Même la prestigieuse AP-HP (Assistance publique-Hôpitaux de Paris) manque d’anesthésistes : 45 des 730 postes budgétés ne trouvent pas de titulaires. « Et encore, il s’agit là de chiffres officiels. On masque le phénomène pour ne pas repousser les candidats », déclare un anesthésiste de l’Ouest parisien.
Des contractuels comblent les trous et font monter les enchères, créant un jeu de chaises musicales qui gagne toute l’Ile-de-France. L’hôpital Henri Mondor, après avoir vu fondre son équipe épuisée par la pression au bloc, s’apprête ainsi à accueillir des anesthésistes de Montreuil fuyant une situation catastrophique (« le Quotidien » du 16 octobre).
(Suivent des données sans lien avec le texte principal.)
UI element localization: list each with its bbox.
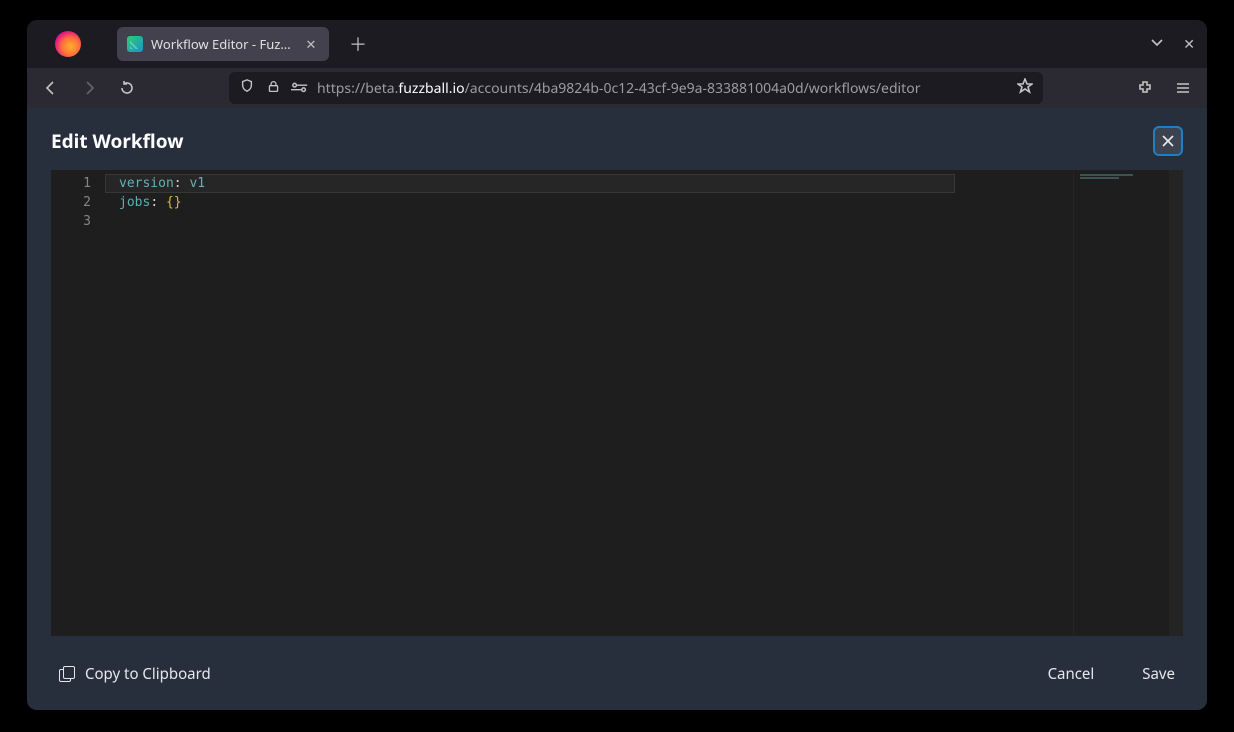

La nomination d’un nouveau chef de service en anesthésie a ramené le calme à Mondor - mais contraint l’hôpital Jean Verdier, d’où venait le professeur, à diminuer son activité de bloc. « Demain, les remplaçants retourneront à Montreuil s’ils s’y voient offrir de meilleures conditions », parie ce PH.
Surcharge de travail.
La loi de l’offre et de la demande fragilise les projets médicaux. Avant l’été, un chirurgien de Lariboisière a tiré la sonnette d’alarme, persuadé que le feu couve à l’AP-HP. Sans anesthésie, plus de chirurgie, d’échographie, d’endoscopie… Interpellée, la CME a créé un groupe de travail pour stopper l’hémorragie. La valorisation de certaines spécificités (médecine de pointe, recherche…) ne suffira pas à rendre leur lustre aux hôpitaux de Paris. Se pose aussi la question des horaires de bloc, qui débordent parfois tard dans la soirée. Une surcharge de travail ni payée, ni récupérée, qui pousse de jeunes anesthésistes à rejoindre le secteur privé non lucratif, mieux organisé.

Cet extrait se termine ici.